The vote for Patterson was 8-1, with Councilmember George Leventhal the lone dissenter, and he voted against her for political reasons.
No political party can have more than three votes on the five-member planning board, and the vacancy was created by Marye Wells-Harley, a Democrat, who had completed her second term and was therefore ineligible for re-appointment. The new board member could be from any, or no, political party, and Patterson has declined to affiliate.
Leventhal said that her appointment would mean Democrats would be in the minority on the board, which he could not support.
The other board members are Chair Casey Anderson (Democrat), Norman Dreyfuss (Republican), Gerald Cichy (Republican) and Natali Fani-Gonzalez (Democrat).
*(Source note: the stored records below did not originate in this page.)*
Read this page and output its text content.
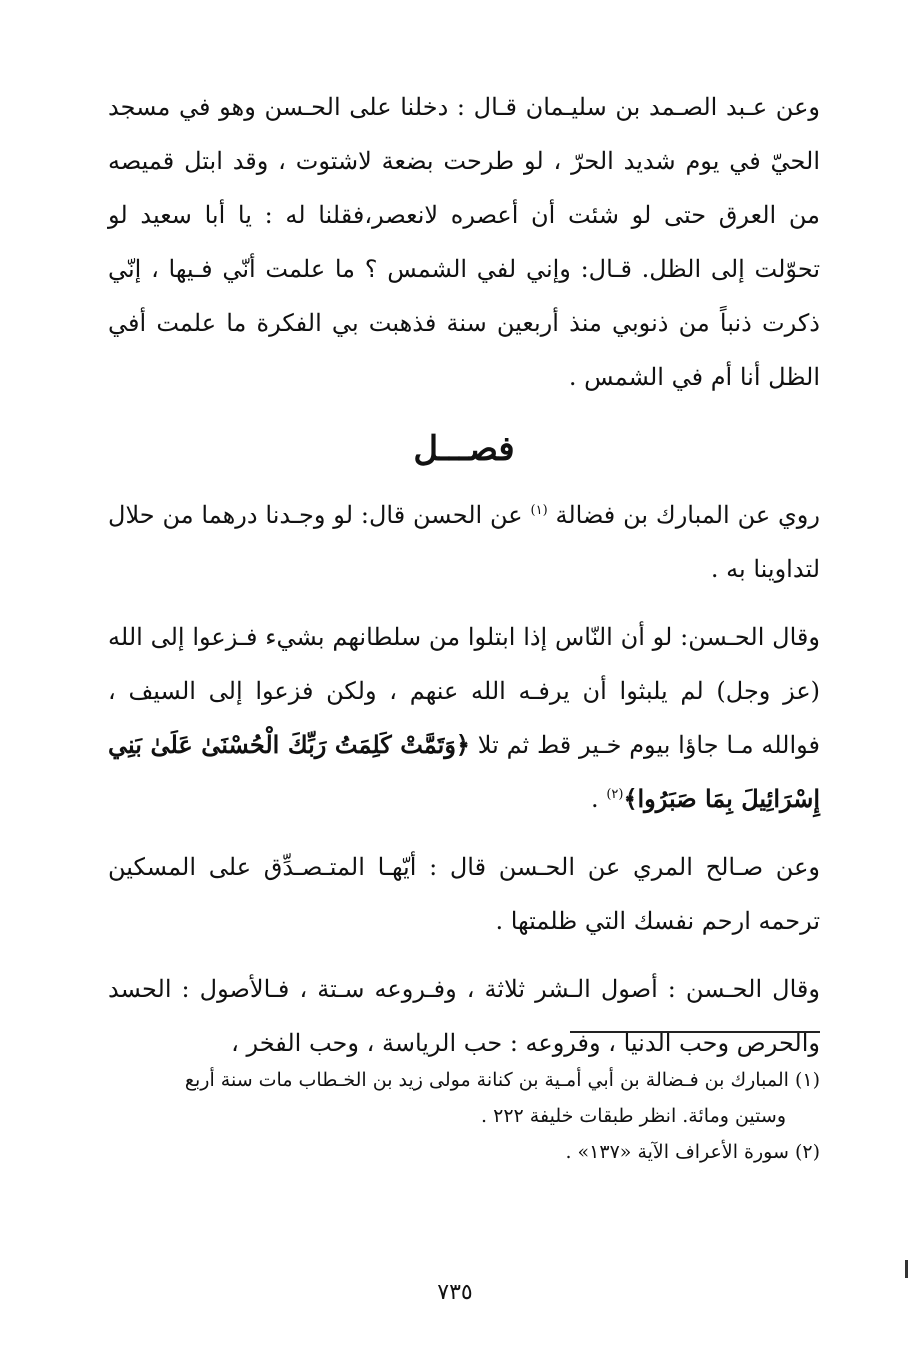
وعن عـبد الصـمد بن سليـمان قـال : دخلنا على الحـسن وهو في مسجد الحيّ في يوم شديد الحرّ ، لو طرحت بضعة لاشتوت ، وقد ابتل قميصه من العرق حتى لو شئت أن أعصره لانعصر،فقلنا له : يا أبا سعيد لو تحوّلت إلى الظل. قـال: وإني لفي الشمس ؟ ما علمت أنّي فـيها ، إنّي ذكرت ذنباً من ذنوبي منذ أربعين سنة فذهبت بي الفكرة ما علمت أفي الظل أنا أم في الشمس .

فصـــل

روي عن المبارك بن فضالة $^{(١)}$ عن الحسن قال: لو وجـدنا درهما من حلال لتداوينا به .

وقال الحـسن: لو أن النّاس إذا ابتلوا من سلطانهم بشيء فـزعوا إلى الله (عز وجل) لم يلبثوا أن يرفـه الله عنهم ، ولكن فزعوا إلى السيف ، فوالله مـا جاؤا بيوم خـير قط ثم تلا ﴿وَتَمَّتْ كَلِمَتُ رَبِّكَ الْحُسْنَىٰ عَلَىٰ بَنِي إِسْرَائِيلَ بِمَا صَبَرُوا﴾$^{(٢)}$ .

وعن صـالح المري عن الحـسن قال : أيّهـا المتـصـدِّق على المسكين ترحمه ارحم نفسك التي ظلمتها .

وقال الحـسن : أصول الـشر ثلاثة ، وفـروعه سـتة ، فـالأصول : الحسد والحرص وحب الدنيا ، وفروعه : حب الرياسة ، وحب الفخر ،

(١) المبارك بن فـضالة بن أبي أمـية بن كنانة مولى زيد بن الخـطاب مات سنة أربع

وستين ومائة. انظر طبقات خليفة ٢٢٢ .

(٢) سورة الأعراف الآية «١٣٧» .

٧٣٥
Annual compensation for board members is currently $30,000. The chair currently earns $201,500.
Patterson, who will serve a four-year term, is the principal at Jade Solutions LLC, which supplies consulting services including product management, proposal development, alternative dispute resolution and facilitation services.
Other council members said they were impressed with her experience in mediation, which they believed would be useful on the Planning Board.
On the Bethesda Downtown Plan, the council has been poring over the massive document for months. In it are guidelines for residential and commercial development in the community’s central business area over the next 20 years.
The plan recommends increased building heights, concentrating them near the Bethesda Metro Station. Near neighborhoods, the council reduced height limits, particularly on the east side of Wisconsin Avenue. The plan also anticipates Marriott International’s move from its current headquarters on Fernwood Road to a downtown Bethesda site at Wisconsin and Norfolk avenues.
The plan requires new development to include at least 15 percent moderately priced dwelling units (MPDUs).
The council also wanted to ensure that the park and open space elements of the plan are implemented through the recommendation that a park impact fund possibly be created. The plan recommends that four county-owned surface parking lots be converted to parkland or neighborhood greens.
The plan sets a cap on development to ensure that the total density in the plan area — including existing buildings and approved and new development — does not exceed 32.4 million square feet of gross floor area. The heights recommended by the plan would allow significantly more development than 32.4 million square feet, meaning some properties will be unable to develop to the full amount that may have been allowed by their assigned maximum heights.
The plan recommends a new strategy to encourage the preservation of market-rate affordable housing units by offering “public benefit points” to developers in exchange for a specified amount of preservation of rent-restricted units in existing and/or replacement units within the sector plan.
The council also unanimously approved its $5.4 billion fiscal 2018 budget. The council conducted a straw vote last week to approve broad outlines of the spending plan.